Kazuya esquisse un sourire énigmatique. Je n’aime pas ça du tout.
— Tu iras à cette fête, dit-il, le ton redevenu sérieux. Anna sera ton garde du corps. Tu devras infiltrer son bureau et récupérer les données. Et si possible… découvrir ce qu’il comptait en faire.
Il s’approche légèrement, son ombre se projetant sur moi.
— Ne te fie pas aux apparences. Maeda sait se défendre. Tu ferais mieux d’être en forme. La fête a lieu demain soir.
— Je peux toujours refuser ? lançai-je, excédée. On dirait que vous me traitez comme une soldate… Ne vous méprenez pas si j’échoue.

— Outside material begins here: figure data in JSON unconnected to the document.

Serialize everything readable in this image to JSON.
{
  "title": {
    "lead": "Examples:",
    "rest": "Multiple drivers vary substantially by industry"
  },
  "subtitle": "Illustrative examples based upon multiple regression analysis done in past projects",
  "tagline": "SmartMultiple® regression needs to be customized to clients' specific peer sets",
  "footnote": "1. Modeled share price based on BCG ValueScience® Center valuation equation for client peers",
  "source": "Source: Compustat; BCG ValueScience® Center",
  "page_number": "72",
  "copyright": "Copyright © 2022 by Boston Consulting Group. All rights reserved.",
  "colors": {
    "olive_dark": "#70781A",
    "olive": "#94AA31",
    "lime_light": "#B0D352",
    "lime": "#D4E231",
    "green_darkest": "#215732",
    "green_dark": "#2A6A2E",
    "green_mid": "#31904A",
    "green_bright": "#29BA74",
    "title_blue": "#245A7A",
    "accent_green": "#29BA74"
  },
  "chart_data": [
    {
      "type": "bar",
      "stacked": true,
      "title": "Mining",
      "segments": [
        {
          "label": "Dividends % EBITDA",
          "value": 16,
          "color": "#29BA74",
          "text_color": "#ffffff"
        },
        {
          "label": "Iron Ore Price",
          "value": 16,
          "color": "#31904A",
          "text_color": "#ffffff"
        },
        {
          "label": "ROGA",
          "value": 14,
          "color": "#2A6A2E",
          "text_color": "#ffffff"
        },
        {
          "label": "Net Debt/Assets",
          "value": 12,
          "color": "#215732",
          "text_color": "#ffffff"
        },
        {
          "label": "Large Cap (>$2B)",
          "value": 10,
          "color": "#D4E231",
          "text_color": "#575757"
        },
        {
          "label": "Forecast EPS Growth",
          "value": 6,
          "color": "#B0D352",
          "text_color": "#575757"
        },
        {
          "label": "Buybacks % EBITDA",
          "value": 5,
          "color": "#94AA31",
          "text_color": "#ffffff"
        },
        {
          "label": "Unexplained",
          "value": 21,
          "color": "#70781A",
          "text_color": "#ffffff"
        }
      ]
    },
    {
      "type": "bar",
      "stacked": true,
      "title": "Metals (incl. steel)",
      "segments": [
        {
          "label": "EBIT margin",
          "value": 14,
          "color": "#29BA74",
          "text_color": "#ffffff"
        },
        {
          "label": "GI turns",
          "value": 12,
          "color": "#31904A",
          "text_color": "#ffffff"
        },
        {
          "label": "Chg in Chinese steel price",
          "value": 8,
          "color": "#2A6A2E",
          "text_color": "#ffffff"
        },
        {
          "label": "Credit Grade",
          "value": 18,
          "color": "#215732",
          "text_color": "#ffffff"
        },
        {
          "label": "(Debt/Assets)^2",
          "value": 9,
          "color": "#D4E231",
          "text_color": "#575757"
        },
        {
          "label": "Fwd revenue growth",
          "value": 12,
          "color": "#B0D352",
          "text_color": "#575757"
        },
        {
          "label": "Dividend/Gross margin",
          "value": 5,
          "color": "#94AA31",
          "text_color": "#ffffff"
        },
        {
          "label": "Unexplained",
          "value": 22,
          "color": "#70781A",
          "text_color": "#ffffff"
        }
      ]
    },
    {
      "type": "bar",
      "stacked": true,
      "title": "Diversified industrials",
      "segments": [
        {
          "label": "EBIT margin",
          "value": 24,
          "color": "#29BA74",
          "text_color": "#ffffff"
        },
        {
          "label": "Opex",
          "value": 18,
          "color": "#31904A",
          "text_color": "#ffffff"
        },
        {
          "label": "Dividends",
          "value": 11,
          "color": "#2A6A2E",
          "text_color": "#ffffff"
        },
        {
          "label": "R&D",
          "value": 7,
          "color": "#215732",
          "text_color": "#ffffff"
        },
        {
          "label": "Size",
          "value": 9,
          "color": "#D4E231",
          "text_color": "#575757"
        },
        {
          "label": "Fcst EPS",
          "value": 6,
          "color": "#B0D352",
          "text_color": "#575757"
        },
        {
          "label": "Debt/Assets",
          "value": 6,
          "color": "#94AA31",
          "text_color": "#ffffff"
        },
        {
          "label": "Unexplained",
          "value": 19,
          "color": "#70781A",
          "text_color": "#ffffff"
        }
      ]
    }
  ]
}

Je tourne les talons et ouvre la porte.
— Tu n’échoueras pas, dit-il d’une voix grave. J’ai confiance en toi.
Je reste figée une seconde, surprise par ses mots, avant de claquer la porte.
Qu’est-ce qui m’avait pris de venir ?
Je savais que, de toute façon, ils auraient fini par me trouver. Et cette carte d’invitation… elle a piqué ma curiosité plus que je ne voulais l’admettre.
Alors que je sortais du bâtiment , mon cellulaire vibra. Je consulte et constate qu'ils sont vraiment sérieux.
Je pris un taxi.
— Déposez moi près du sentier qui mène à la forêt, s'il vous plait.
— Bien sûr mademoiselle. répondit il avant de démarrer
Ils ont réussi à rassembler tout ce qu’il fallait savoir sur ce Maeda :
Un homme dans la trentaine, dirigeant d’entreprises spécialisées dans l’électronique. Officiellement, un visionnaire. En réalité, un opportuniste sans scrupules. Il avait déjà trahi et escroqué plusieurs sociétés, mais parvenait toujours à retourner la situation à son avantage, comme si rien ne pouvait jamais vraiment l’abattre.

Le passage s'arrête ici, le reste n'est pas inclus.